Tier rankings of the D&D Campaign Adventures

Does not appear in this list. but will soon!

For those interested, here are my tier rankings of the official D&D 5E campaign adventures. Some may be a little generous, but sort of match how happy I am to run them.

For those unaware of tier rankings, “S-tier” is the top, followed by A, B, C, D, and finally F.

S-Tier:
Lost Mine of Phandelver (original starter set)
Curse of Strahd

A-Tier:
Hoard of the Dragon Queen
Rise of Tiamat
Storm King’s Thunder
Tomb of Annihilation
The Wild Beyond the Witchlight (but haven’t run it)

B-Tier:
Princes of the Apocalypse
Out of the Abyss
Dragon Heist
Dragon of Icespire Peak (Essentials Kit)
Shadow of the Dragon Queen (I rate it a F as a representation of Dragonlance lore)

C-Tier
Dungeon of the Mad Mage (but I haven’t run it)
Rime of the Frostmaiden (but I haven’t run it)
Dragons of Stormwreck Isle (new Starter set; haven’t run it)

D-Tier
Phandelver and Below: The Shattered Obelisk

F-Tier
Baldur’s Gate: Descent into Avernus

It’s worth noting that I’m an experienced DM, with many, many campaigns behind me. Some of these adventures speak to my strengths (especially the Tyranny of Dragons duology). I’ve run Tyranny, Lost Mine, Curse of Strahd, and Storm King’s Thunder each three times in full. Possibly four for Lost Mine.

I have a suspicion I’d actually do really well with Rime of the Frostmaiden. Meanwhile, Dragons of Stormwreck Isle bores me to tears as I read it. (But Mike Shea really likes it, so obviously my tastes aren’t universal!) And since Mike wrote one of the best set of adventures I’ve used (Sly Flourish’s Fantastic Adventures), I shouldn’t dismiss his opinion out of hand.

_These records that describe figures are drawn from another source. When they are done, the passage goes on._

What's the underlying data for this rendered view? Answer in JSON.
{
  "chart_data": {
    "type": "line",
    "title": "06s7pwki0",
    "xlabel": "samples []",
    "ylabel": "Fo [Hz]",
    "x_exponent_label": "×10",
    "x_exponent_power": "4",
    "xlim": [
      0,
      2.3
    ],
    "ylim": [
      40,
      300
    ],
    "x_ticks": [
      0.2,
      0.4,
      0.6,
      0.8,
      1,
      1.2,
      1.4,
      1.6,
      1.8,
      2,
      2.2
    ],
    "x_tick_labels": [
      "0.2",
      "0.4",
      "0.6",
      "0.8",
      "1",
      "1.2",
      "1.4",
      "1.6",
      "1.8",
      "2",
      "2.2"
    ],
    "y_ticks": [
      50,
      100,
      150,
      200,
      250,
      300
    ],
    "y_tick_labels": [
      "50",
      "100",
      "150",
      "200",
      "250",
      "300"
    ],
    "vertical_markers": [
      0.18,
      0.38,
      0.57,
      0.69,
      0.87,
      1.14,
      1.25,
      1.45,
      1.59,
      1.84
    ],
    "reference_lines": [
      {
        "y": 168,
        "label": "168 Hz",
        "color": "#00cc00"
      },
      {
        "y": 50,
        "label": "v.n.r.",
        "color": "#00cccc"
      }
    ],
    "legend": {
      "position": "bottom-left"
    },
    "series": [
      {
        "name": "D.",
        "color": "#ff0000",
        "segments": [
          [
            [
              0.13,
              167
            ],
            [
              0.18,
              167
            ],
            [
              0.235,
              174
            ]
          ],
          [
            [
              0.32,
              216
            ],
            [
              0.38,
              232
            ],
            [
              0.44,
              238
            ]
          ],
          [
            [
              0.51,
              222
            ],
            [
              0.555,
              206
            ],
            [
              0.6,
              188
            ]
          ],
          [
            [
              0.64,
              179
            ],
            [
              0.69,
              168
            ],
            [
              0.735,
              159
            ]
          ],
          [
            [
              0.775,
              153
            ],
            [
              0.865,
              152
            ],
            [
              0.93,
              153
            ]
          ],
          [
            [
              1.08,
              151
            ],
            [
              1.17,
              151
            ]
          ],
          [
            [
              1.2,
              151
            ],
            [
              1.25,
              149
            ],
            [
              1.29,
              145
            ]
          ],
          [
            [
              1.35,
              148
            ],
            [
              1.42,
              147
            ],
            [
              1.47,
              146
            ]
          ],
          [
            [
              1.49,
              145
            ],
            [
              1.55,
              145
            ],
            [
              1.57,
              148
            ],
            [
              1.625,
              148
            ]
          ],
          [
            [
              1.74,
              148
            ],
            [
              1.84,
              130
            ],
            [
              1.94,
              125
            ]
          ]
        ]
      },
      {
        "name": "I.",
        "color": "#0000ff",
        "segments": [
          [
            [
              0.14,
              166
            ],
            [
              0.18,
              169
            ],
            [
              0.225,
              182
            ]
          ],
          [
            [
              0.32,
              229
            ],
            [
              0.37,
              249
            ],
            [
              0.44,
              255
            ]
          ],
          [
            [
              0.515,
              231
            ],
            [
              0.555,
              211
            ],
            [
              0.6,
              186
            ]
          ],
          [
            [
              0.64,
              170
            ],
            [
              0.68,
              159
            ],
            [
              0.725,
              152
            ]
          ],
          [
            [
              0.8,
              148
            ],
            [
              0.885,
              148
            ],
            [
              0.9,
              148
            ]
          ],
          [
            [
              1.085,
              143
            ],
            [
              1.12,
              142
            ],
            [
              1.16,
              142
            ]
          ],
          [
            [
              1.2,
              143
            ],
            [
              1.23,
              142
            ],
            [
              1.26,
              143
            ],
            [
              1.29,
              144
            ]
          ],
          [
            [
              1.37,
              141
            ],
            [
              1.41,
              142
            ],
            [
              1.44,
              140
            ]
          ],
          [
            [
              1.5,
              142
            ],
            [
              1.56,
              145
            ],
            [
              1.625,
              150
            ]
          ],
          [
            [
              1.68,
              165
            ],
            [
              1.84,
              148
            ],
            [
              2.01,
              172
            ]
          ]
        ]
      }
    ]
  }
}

Not every adventure works out of the box. Most require the DM to do some tinkering. Some require DMing techniques you might not have mastered. I’m very good at pacing and adventure structure, so when a section of the adventure is dragging for my players, I speed it up. (See the Long Road in Hoard of the Dragon Queen). Or I extend sections they’re really vibing with. (Also see the Long Road in Hoard of the Dragon Queen). Yes, same example for both – because different groups like different things.

Dragon Heist is a really good example of an absolute mess of an adventure – great ideas, horrible execution. But it has enough great material in it that I can put it together into a memorable adventure. Oh wait, I’ve run that three times as well, each time changing more than the last and making it more my own.

It’s not easy ranking adventures like Princes of the Apocalypse. So many of them are mixed, and depend a lot on the group and DM making them work. But I do know I’d far rather run Princes again that Descent into Avernus.

6 thoughts on “Tier rankings of the D&D Campaign Adventures

  1. I appreciate how you rated Shadow of the Dragon Queen. I’ve been running it, and my table loves it. And yet the ways it fails to live up to the most basic standards of Dragonlance lore just kills me. I was so excited to run a game in the lead up to the War of the Lance but oy.

  2. I’m running Wild Beyond the Witchlight right now and will never run it again. It has potential but just fell way short of my expectations. Probably a C-Tier in my mind. Disappointed to see Rime of the Frost Maiden so low but it agrees with what I’ve heard. Actually preordered the alternate cover in hopes that it would be my go to campaign. At this point that honor remains with Tomb of Annihilation.

    1. That’s a shame! Rime may yet move up, but I need to see how easy it is to fix in play.

  3. I mostly agree with these rankings. I’d probably swap Wild Beyond the Witchlight and Princes of the Apocalypse. I’d like Out of the Abyss more if it had an introductory chapter like all the others that laid out the full story for you. And I find the storyline in the mess that is Descent into Avernus so compelling and so full of cool ideas that I’d much rather run it and have to do the work to fix it than run the equally terrible Phandelver & Below which isn’t cool enough to me, personally, to warrant putting up with how broken it is.

    1. Also yeah, Dragons of Stormwreck Isle reads like an immense bore. I think I’d only run it for children.